I do a lesson at Entry 1 and Entry 2 on transport vocabulary. I have the students work in groups and brainstorm vocabulary to do with different forms of transport. They then pass it to the next group who check the vocab and the spellings, then add their own ideas. This goes round until every group has had a look before some sort of plenary. I’ve refined the task into people/places/things of late, so that group A do people (driver, passenger, etc.) then B do places, and C do things. At lower levels I dish out picture dictionaries, and it becomes a research task, at Entry 2 it’s more of a revision/expansion task. 

However, in my head, this is very much a low level lesson, restricted to Entry 1/Entry 2 (elementary) students. So when I did it with my Level 1/Level 2 group I very much expected it to fly by, leaving half an hour for a discussion activity. Needless to say, of course, it did quite the opposite. Sure, the obvious stuff was dealt with quite swiftly (ticket, passenger, wheel, that sort of thing) but we did have a lot of interesting things, like what do we call the person who pushes the refreshments trolley down the train, and why the automated tannoy on the train will announce “we will shortly be arriving into…” rather than “we are shortly arriving…”. My answer to the latter was about clarity, and “action in progress at a specific point in future time.

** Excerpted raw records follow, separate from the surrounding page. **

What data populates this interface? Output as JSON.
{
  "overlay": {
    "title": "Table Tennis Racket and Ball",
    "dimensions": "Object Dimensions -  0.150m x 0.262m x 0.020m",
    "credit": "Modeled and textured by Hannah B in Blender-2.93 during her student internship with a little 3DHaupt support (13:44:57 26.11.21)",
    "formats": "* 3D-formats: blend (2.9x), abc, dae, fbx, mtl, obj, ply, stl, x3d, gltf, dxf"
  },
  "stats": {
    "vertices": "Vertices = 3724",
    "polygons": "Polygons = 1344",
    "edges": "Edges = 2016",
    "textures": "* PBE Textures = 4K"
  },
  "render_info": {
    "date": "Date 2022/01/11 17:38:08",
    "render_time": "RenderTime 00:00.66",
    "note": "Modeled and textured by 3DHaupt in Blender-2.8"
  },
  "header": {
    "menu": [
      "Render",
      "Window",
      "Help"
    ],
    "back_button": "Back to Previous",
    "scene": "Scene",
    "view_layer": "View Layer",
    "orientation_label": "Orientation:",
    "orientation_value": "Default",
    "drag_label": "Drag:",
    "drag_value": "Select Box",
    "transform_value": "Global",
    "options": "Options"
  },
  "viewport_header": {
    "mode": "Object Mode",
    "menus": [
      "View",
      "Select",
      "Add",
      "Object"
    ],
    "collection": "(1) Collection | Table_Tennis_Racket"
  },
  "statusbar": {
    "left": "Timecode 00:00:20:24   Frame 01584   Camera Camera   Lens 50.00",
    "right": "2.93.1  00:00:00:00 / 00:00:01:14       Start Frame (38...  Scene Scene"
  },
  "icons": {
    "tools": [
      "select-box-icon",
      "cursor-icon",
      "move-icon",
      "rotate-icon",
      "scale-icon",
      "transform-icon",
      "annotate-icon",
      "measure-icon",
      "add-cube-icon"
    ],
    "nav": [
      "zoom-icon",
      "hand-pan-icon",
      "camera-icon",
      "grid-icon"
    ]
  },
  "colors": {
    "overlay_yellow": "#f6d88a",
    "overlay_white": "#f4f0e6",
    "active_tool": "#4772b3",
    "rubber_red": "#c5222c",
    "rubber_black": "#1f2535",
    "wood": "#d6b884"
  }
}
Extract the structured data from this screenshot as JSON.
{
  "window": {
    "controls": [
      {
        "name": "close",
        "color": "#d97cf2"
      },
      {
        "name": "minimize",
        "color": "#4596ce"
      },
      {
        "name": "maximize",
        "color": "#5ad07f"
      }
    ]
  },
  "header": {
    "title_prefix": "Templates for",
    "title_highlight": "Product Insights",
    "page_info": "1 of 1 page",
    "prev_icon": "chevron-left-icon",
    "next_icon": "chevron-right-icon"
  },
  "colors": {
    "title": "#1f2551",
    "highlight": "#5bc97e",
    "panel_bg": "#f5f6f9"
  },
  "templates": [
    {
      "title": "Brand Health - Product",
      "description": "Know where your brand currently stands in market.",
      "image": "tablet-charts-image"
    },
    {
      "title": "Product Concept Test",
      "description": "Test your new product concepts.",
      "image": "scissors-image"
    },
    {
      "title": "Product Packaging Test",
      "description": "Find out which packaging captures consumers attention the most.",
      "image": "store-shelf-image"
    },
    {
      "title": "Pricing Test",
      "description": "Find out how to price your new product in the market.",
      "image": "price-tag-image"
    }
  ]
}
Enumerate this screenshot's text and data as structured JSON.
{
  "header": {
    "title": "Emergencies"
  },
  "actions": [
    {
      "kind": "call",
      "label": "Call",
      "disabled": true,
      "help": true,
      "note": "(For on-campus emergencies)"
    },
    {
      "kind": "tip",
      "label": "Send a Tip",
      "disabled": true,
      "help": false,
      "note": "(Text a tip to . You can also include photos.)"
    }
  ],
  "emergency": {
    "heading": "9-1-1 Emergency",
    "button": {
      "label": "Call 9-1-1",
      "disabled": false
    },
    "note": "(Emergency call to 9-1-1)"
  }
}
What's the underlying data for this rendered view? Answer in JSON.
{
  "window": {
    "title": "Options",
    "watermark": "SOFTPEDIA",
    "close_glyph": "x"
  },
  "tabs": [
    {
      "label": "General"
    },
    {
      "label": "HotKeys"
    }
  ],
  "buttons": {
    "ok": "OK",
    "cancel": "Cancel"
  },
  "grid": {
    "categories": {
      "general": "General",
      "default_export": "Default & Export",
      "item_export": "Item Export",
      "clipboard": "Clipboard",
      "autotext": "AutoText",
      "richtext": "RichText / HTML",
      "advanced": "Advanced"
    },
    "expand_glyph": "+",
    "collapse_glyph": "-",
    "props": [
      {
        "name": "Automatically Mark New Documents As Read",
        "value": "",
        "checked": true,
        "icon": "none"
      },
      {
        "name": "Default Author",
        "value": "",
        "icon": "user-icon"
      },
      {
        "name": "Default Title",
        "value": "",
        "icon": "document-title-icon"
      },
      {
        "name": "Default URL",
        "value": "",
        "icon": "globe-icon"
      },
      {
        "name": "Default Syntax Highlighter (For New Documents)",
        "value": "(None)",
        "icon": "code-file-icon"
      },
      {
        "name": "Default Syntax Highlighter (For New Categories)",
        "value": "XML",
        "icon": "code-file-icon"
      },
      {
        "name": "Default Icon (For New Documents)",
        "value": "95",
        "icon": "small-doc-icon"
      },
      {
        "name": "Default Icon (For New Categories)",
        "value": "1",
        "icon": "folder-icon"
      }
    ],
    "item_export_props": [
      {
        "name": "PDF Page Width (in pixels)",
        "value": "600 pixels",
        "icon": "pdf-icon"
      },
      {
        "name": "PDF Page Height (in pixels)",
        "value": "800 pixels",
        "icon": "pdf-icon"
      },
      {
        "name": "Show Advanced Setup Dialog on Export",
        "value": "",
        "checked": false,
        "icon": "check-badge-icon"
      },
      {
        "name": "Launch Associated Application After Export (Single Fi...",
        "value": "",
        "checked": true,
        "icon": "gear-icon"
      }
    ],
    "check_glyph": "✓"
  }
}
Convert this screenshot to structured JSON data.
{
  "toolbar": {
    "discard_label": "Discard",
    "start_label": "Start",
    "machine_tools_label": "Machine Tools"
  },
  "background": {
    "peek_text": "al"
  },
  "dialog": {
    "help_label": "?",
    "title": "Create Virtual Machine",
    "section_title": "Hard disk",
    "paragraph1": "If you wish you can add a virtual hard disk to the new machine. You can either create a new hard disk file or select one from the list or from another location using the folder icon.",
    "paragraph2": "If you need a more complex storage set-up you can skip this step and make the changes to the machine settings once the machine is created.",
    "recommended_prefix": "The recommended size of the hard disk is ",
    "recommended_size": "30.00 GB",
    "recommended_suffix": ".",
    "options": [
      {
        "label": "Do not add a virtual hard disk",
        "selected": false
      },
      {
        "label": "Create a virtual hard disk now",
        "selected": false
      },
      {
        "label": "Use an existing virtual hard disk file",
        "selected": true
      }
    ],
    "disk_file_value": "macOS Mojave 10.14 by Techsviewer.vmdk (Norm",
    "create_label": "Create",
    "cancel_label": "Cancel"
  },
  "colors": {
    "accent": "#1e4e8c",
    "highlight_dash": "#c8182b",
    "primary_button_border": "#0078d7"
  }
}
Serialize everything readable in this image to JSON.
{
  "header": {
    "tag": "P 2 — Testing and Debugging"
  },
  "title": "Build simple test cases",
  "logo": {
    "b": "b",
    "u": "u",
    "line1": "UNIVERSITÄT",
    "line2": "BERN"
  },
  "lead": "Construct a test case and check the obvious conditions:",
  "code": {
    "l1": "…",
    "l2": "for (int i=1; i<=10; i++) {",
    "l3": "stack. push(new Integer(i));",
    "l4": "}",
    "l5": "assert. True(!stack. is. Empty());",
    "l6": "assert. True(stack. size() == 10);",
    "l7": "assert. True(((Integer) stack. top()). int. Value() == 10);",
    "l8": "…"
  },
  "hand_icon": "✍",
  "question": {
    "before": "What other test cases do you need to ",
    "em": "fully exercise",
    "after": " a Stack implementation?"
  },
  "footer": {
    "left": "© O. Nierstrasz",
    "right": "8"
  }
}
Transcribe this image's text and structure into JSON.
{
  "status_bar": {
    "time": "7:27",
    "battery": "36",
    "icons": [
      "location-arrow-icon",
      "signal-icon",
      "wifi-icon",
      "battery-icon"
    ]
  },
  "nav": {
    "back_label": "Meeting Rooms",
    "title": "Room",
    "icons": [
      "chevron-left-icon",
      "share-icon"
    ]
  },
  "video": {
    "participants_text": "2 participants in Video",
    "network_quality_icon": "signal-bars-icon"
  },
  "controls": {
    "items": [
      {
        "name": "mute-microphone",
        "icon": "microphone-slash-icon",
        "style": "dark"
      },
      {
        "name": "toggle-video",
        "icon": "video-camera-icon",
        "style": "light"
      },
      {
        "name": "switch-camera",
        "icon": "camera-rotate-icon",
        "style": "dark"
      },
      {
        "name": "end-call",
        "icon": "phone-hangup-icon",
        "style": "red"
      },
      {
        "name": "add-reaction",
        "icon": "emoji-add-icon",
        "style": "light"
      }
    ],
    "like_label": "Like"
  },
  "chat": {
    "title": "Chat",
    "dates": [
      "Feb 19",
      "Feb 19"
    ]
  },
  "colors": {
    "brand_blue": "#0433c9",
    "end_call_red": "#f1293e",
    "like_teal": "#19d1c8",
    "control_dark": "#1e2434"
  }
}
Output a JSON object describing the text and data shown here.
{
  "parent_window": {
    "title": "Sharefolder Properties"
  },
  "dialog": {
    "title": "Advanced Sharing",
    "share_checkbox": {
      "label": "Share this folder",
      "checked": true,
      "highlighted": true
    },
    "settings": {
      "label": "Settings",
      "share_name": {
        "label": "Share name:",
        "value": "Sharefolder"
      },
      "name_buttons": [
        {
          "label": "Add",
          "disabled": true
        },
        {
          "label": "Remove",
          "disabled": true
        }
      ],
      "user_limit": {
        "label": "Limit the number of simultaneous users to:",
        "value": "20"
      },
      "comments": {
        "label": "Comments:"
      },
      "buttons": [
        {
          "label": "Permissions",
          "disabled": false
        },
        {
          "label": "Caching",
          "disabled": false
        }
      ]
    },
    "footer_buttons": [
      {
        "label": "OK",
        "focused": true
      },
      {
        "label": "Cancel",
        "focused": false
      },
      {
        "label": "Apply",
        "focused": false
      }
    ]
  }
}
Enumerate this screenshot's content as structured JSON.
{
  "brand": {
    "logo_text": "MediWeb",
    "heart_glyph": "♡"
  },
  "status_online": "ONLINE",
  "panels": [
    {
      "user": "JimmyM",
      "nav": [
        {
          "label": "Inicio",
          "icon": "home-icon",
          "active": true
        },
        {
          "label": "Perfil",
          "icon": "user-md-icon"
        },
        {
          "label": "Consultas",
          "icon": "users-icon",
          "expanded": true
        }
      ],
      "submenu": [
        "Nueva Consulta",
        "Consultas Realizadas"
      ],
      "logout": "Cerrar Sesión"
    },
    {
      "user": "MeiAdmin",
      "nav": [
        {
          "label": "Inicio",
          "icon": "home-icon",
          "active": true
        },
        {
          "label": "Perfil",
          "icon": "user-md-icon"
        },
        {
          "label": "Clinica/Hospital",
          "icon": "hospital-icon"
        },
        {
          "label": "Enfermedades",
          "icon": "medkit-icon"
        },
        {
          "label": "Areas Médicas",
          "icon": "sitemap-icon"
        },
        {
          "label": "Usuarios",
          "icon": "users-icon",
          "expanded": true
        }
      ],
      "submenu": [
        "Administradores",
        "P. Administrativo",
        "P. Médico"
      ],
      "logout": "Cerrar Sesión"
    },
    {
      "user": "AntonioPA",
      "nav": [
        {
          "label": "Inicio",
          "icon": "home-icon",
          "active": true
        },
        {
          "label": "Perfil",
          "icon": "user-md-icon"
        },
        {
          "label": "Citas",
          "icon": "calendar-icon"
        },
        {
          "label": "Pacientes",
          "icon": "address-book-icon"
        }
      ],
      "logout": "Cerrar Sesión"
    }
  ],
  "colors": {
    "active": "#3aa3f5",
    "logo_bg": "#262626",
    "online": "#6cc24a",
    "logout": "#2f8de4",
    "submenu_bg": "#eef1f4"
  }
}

Mind you, for the former I was stumped: I couldn’t think of a generic job title, although I’m sure the train company have something like “refreshments operative”. I did tell the group about “trolley-dolly” mainly because it linked into a discussion we had been having about genderised job titles (“air hostess” vs “flight attendant”) and discrimination at work, but also because it’s silly sounding. 

Whatever: this was a good reminder that with this sort of open ended activity, students tend to choose what they will take from it, rather than being reliant on teacher-dictated input, and I’ve moved away from some of those lessons of late, relying more on teacher generated and controlled input. Not that there’s anything wrong with a bit of teacher control, but opening the classroom  through activities is extremely rewarding for both me and the students.